Nommée en 2014 à la direction du centre Pompidou-Metz, elle a la réputation d'être une érudite humaniste et du devoir impérieux de transmission des savoirs et d'accessibilité à la culture pour tous. Ainsi pour ce deuxième tome consacré au mot moderne choisi par le directeur de la Biennale et du musée d'art contemporain (qui va bientôt prendre une retraite bien méritée), Emma Lavigne répond Mondes flottants en référence au poète Charles Baudelaire qui envisage le moderne comme « le transitoire, le fugitif, le contingent, la moitié de l’art dont l’autre moitié est l’éternel et l’immobile », ce qui reste en suspens.

« Je voudrais interroger l'ouverture de l'oeuvre d'art parce que l'art essaie de capter un infini, la complexité du monde » explique la petite fille d'instituteurs.

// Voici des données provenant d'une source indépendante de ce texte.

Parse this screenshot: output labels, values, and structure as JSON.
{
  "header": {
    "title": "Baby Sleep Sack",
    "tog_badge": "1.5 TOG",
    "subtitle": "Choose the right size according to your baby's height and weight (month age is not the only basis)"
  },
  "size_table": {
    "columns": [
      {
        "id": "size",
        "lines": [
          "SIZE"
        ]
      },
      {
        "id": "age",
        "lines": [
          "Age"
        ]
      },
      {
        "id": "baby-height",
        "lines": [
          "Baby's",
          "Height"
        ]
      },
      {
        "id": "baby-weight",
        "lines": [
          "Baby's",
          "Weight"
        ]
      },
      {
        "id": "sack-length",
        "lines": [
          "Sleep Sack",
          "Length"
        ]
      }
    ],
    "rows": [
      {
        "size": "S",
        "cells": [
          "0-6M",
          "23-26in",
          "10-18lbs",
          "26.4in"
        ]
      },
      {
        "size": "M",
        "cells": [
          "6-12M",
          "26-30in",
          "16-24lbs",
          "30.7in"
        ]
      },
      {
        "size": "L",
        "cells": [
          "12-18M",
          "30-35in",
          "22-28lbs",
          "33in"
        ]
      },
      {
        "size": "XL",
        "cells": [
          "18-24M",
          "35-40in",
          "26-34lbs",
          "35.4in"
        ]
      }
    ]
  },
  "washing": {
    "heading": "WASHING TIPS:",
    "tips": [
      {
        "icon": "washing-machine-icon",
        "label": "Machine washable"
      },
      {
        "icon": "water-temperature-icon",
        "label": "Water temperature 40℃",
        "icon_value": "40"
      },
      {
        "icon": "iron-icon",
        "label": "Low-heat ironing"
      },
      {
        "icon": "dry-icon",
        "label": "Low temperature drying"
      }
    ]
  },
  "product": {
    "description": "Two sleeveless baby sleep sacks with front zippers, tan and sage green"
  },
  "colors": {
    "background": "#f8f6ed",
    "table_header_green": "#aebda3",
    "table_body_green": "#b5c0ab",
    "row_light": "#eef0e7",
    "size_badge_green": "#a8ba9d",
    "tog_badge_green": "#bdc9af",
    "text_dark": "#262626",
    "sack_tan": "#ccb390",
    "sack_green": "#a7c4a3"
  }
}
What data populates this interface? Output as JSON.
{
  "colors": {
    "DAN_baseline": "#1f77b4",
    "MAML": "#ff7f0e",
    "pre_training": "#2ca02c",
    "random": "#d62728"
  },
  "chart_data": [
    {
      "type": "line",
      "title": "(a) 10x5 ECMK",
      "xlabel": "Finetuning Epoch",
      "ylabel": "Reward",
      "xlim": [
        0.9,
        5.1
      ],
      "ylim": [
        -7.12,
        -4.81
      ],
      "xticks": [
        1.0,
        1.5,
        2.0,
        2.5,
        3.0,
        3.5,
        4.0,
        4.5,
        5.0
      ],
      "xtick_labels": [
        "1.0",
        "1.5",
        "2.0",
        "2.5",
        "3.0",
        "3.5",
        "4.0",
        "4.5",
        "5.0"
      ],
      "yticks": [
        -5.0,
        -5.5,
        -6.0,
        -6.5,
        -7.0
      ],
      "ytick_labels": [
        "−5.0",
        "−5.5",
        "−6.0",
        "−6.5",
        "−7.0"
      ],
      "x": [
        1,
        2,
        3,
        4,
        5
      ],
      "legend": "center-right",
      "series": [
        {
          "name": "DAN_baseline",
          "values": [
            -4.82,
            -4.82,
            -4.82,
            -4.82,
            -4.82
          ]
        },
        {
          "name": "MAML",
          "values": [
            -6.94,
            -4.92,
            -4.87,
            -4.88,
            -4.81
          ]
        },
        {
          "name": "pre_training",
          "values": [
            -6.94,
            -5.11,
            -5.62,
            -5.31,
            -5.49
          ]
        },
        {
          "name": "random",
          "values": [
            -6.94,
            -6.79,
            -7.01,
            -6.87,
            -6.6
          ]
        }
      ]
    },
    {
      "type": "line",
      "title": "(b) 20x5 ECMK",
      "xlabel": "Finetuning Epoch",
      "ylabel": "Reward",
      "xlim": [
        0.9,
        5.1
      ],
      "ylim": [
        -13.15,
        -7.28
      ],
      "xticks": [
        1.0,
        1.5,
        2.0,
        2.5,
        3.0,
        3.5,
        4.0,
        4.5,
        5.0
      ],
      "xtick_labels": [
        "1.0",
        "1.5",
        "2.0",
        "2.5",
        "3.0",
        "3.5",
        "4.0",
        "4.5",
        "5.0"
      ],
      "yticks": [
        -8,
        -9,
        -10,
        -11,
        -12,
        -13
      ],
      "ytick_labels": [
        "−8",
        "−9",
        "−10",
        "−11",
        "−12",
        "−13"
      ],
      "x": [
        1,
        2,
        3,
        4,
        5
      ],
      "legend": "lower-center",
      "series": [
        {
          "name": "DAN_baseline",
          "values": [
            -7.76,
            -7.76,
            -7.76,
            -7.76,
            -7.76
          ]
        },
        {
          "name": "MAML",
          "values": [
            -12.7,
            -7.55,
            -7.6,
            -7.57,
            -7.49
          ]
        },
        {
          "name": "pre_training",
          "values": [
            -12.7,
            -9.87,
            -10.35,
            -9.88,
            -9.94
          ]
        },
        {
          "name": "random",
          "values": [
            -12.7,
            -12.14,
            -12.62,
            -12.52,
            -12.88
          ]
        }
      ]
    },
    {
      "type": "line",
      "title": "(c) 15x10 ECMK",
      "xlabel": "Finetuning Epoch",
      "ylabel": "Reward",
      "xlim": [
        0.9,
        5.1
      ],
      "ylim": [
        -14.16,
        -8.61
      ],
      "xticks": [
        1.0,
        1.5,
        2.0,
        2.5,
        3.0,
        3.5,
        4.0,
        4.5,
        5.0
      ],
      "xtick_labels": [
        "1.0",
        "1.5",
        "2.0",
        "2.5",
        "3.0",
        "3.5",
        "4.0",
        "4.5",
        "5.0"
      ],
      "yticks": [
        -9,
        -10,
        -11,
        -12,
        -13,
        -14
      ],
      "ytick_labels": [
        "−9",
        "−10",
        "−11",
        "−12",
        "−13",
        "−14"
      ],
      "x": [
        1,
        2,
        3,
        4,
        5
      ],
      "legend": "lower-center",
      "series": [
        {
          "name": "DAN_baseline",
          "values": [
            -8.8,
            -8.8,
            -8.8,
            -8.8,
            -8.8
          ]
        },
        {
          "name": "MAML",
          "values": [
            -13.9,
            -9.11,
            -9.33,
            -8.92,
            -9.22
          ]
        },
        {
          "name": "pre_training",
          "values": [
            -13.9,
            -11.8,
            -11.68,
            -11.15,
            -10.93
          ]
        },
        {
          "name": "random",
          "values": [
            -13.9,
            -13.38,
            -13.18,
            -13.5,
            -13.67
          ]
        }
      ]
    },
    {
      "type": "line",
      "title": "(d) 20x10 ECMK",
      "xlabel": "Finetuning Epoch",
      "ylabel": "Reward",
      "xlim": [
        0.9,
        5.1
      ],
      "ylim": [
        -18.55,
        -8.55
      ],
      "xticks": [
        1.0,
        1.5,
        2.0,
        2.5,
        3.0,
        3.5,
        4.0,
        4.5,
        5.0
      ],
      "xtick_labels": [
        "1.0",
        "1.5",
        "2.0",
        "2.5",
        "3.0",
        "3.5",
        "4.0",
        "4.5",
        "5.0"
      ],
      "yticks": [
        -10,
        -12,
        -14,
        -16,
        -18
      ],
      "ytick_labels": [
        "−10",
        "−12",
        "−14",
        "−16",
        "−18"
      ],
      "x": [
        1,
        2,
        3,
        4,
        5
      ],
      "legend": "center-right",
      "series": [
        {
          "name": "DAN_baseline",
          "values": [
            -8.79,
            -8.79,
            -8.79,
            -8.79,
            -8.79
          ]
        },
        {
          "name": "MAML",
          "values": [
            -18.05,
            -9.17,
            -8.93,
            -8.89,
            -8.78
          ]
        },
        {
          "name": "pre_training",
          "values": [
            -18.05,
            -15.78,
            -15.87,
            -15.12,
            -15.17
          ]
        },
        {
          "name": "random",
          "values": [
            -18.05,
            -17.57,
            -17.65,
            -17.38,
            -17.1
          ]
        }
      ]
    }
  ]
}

Dans un monde en état d'incertitude, comment l'art vient générer des œuvres qui s'ouvrent au monde, à l'autre, comment des paysages peuvent se développer ».

Sans doute pour toutes ces raisons que Emma Lavigne tient tout particulièrement à « partir du contexte, de l'identité de la ville, la Saône et le Rhône, s'imprégner de sa topographie et puiser dans ce qu'elle génère pour créer des œuvres spécifiques et qu'elle arpente régulièrement le territoire avec les artistes qu'elle invite.

D'autant qu'elle a suivi l'histoire de la Biennale, tout particulièrement au MAC ouvert sur le parc de la Tête-d'Or et dans la Sucrière qu'elle imagine comme une sorte de vaisseau fantôme où la « malléabilité des espaces offre une très grande liberté ». L'idée est que le site lui-même devienne médium pour accueillir à la fois des œuvres « historiques », que permet la célébration du 40è anniversaire du Centre Pompidou qui prête, pour fêter l'événement, des chefs d'œuvre de ses collections, telle La Partition aléatoire de formes suspendues dans l’espace de Calder, ou les peintures de Fontana ouvrant sur des cosmogonies infinies, et des œuvres d'aujourd'hui.

L'idée est aussi que l'oeuvre mène vers autre chose, qu'elle est « elle-même un monde en soi, pas seulement un tableau, une sculpture » mais aussi un imaginaire, et comment la porosité des formes permet le dialogue d'une œuvre à l'autre. D'ouvrir des horizons et donner des clés pour que le réel soit sans arrêt en dialogue avec l'imaginaire, à l'image des cerfs-volants de When The Sky was the Sea de Shimabuku qui flotteront dans l'azur lyonnais (à priori dans le parc de Miribel-Jonage) ou de la voile blanche White Wide Flow de Hans Haacke. Un cinquantaine d'artistes invités devraient répondre à cette thématique qui réunit poésie et engagement, questionnements et hypothèses dans un élan commun.

G.V.P.
Biennale d'art contemporain, 20 septembre 2017 au 7 janvier 2018.